L:        No because I was still living at home.  And you know, I got out of school and got my job, and we were gonna get married in December. I thought well, my parents said, well, just stay here until you get married and then you can move on, get an apartment.  And so, I was at home.



Of course, I’d grown up in Norfolk, so I had a lot of friends there.  But I had a full time, you know, my job called full time.  And if there was an emergency, I was, they called me 24 hours a day if they needed something, something happened that they needed me for, and I think while he was gone, I think twice at one, two o’clock in the morning I was called in to work.



So different things had happened that they needed me for.  One was a hurricane that the building they thought the lower floor of the building would be flooding.  And nobody was allowed to touch my files.  So, I had to go and supervise the work crew to move the files up to the top floor so they wouldn’t be damaged. And that was like 1:00 in the morning.



So. And the other one was a top-secret thing that was going on that they wanted me for.

I:          How was life back at home?  Were you able to adjust well back home?
C:        After Korea, yeah.  I really had no problem.  I got transferred to Norfolk Naval Air Station, Norfolk Naval Base.



Did guard duty for probably two weeks till I got back into my recreation.  And then recreation, I was sitting at a desk all day and drinking coffee.  For the last year I was in service, I was just doing little paperwork.

I:          When did you finally discharge from the military?
L:        They kept him for an extra year because they froze the discharges.



They were short of troops.  They wouldn’t let anybody go for a year.  And he’d signed up for three years.  And he wound up doing four.

C:        June 25 or something like that

L:        Yeah

C:        That I got released, 1951.

L:        I think it was September before we moved.  Whatever.  It was an extra year that he was.

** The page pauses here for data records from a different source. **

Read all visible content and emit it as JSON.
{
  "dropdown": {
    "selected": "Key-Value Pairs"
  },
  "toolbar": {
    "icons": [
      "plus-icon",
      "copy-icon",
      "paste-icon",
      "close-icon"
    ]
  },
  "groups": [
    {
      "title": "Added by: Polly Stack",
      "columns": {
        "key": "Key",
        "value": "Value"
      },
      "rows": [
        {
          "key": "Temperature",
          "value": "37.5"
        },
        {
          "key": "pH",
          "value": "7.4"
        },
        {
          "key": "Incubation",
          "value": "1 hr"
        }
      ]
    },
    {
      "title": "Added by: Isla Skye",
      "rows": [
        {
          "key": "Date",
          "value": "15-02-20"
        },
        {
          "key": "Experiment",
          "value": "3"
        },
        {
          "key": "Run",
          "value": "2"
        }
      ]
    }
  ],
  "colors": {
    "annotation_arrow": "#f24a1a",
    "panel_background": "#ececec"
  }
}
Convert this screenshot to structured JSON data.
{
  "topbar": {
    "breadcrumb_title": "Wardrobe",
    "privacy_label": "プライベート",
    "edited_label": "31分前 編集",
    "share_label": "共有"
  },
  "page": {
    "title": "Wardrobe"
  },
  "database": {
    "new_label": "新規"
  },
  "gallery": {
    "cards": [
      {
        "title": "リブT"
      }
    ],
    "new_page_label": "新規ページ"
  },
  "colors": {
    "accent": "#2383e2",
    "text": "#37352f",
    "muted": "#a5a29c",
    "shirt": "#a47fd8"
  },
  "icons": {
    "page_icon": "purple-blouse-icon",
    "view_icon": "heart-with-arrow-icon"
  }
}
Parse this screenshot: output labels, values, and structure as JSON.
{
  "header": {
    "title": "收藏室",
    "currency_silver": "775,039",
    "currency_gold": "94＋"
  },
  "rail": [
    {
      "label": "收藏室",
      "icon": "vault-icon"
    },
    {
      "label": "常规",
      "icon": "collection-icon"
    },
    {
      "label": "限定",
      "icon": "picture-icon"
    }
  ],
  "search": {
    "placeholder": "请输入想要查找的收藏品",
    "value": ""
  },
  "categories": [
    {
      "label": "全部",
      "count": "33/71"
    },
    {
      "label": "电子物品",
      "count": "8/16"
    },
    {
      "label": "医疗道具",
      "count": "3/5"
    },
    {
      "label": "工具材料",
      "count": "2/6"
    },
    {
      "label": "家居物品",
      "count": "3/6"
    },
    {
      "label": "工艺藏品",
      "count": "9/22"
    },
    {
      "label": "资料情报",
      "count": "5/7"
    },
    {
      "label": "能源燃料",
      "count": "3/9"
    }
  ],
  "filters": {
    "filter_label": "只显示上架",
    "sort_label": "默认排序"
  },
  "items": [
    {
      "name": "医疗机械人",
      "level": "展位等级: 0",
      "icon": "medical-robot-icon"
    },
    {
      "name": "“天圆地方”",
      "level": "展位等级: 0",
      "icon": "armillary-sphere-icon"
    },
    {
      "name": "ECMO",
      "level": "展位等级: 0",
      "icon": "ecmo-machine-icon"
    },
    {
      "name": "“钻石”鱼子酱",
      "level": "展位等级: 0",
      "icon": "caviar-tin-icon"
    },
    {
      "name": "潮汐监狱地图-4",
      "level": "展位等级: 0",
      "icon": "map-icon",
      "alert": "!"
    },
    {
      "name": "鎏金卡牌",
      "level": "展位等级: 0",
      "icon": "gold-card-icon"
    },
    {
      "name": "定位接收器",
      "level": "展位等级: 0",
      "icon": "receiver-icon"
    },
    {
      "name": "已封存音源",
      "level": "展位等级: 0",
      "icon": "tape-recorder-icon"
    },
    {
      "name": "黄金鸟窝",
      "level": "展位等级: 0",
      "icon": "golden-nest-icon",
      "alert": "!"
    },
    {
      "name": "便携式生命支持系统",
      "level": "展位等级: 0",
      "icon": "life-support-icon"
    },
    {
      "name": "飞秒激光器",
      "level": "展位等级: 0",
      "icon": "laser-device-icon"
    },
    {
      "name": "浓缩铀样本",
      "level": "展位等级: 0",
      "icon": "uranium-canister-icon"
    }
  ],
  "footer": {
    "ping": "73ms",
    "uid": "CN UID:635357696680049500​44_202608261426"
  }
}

C:        I signed up for three, and Uncle Harry Truman gave me the fourth cause they needed personnel.  And I got out of Korea after just nine months there.  But the actual battle time I guess gave me points that I was able to get rotated out.

I:          So, 1952, sometime in 1952.

C:        Yeah.

L:        In ’52.



I:          Okay.

L:        He got out.

I:          And then, when did you finally have your wedding ceremony?

L:        Oh, about two weeks after he got home.

I:          I see.  Where was it held?

L:        It was in Norfolk.

C:        I wanted to get transferred to Norfolk Naval Base.   They did transfer me there.  So, it was very nice.



I:          And Leona, did you continue to work in the Naval office, district, Naval District?  Did you continue to work there?
C:        Yes, she worked.

L:        Yeah, I worked there until he got discharged.  Then we moved to Kentucky.

I:          Okay.
C:        And she was working more hours a day than I was working.

I:          Yeah.  What did you do in Kentucky before you retired?



What kind of careers did you have?
L:        Well, I got pregnant, and then I didn’t get a job, look for a job until after my baby was in high school.  So, then I started working.  I went to the University of Kentucky, and then I worked for a CPA firm.

I:          Is he your baby, one of your babies?

L:        That’s my son-in-law.  See, my daughter is our youngest.



I:          I see.

L:        We have two.

I:          How about you, Charles?
L:        Our so is upstairs somewhere asleep.

C:        My dad had a floor covering business, and I went and joined him to work.  My brother had come back from World War II and was working with my father, and I went to help

I:          Yeah.  And you still live in Kentucky?



C:        Yeah, we stayed.
L:        Kentucky in Florida.

I:          Oh okay.

C:        Cause he really can’t stand the cold weather when we go down there for the winter.

I:          I see. How about your hands. Are they also

C:        They’re, I notice every once in a while the coldness and the frostbite in my hands.

I:          Um hm.

L:        Really when it gets below 70, he really thinks it’s too cold.  And his feet hurt; and his hands hurt; and his ears hurt.



I:          Below 70.

C:        When it gets down to high 40’s, I’m very unhappy.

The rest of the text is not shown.